Licenciement injustifié d’une salariée pour usage personnel d’internet au travail

Dans un arrêt du 15 janvier 2013, la Cour d’appel de Bordeaux a jugé qu’était dépourvu de cause réelle et sérieuse le licenciement d’une salariée pour son usage personnel d’internet pendant son temps de travail. La Cour a jugé que si l’outil de contrôle manuel utilisé par l’employeur était en l’espèce loyal, une heure par semaine de consultation par la salariée de sites sans lien direct avec son activité professionnelle ne paraissait pas abusive. Le licenciement a été jugé disproportionné en raison du caractère jusqu’alors exemplaire de la salariée, dont les agissements n’ont par ailleurs affecté ni la sécurité, ni la confidentialité de l’entreprise.

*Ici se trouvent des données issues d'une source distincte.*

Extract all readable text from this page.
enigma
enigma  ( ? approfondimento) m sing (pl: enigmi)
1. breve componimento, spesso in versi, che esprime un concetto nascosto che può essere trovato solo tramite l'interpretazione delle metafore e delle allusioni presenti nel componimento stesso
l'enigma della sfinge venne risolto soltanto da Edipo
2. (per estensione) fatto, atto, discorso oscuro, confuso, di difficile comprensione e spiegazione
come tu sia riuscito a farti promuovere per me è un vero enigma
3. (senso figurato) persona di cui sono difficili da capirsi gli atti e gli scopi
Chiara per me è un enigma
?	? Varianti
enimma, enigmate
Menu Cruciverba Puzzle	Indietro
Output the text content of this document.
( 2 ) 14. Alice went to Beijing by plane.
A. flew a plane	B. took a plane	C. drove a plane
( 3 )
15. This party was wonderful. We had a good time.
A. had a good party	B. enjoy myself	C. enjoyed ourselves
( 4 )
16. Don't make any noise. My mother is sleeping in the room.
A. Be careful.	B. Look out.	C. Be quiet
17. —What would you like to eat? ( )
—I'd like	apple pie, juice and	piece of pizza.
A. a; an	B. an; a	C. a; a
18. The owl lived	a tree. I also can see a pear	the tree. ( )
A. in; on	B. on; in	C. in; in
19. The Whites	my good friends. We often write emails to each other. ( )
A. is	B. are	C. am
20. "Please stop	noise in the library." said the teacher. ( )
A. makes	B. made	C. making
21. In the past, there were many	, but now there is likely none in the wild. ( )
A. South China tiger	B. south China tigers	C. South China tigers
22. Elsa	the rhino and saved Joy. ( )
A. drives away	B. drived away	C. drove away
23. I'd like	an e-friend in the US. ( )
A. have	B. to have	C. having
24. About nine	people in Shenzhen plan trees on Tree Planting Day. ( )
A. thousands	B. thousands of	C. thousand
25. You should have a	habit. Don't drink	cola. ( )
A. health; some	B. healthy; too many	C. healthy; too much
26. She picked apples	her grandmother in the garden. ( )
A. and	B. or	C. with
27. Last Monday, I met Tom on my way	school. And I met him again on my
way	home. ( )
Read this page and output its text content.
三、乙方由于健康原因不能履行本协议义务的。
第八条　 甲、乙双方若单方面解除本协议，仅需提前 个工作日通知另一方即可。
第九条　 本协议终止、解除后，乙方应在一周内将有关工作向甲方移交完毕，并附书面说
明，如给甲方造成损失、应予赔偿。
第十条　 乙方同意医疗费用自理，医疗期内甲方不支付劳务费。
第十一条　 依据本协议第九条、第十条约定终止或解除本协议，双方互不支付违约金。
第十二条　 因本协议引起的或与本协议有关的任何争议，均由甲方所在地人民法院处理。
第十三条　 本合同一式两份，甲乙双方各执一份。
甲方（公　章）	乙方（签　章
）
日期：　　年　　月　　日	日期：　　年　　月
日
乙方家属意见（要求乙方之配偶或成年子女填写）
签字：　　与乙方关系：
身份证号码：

Pour lire l’arrêt sur Legalis.net

L’usage de « keyloggers » fortement encadré

La CNIL, dans un communiqué du 20 mars 2013, rappelle que les « keyloggers », dispositifs permettant d’enregistrer toutes les actions effectuées par un salarié sur son poste informatique, ne peuvent être utilisés dans un contexte professionnel qu’en cas « d’impératifs forts de sécurité, et d’une information spécifique des personnes concernées ». Elle souligne que la LOPPSI 2 punit désormais de 5 ans d’emprisonnement et de 300 000€ d’amende la vente et l’utilisation de certains de ces dispositifs à l’insu des personnes concernées.

Pour consulter le communiqué de la CNIL.

Connexions internet répétées du salarié et faute grave

Dans un arrêt du 26 février 2013, la Cour de cassation a confirmé un arrêt dans lequel la Cour d’appel de Douai avait constaté de multiples connexions d’une salariée à des sites non professionnels pendant son temps de travail et avait jugé que « malgré l’absence de définition précise du poste de la salariée (…) une telle utilisation d’internet par celle-ci pendant son temps de travail présentait un caractère particulièrement abusif et constitutif d’une faute grave », justifiant son licenciement.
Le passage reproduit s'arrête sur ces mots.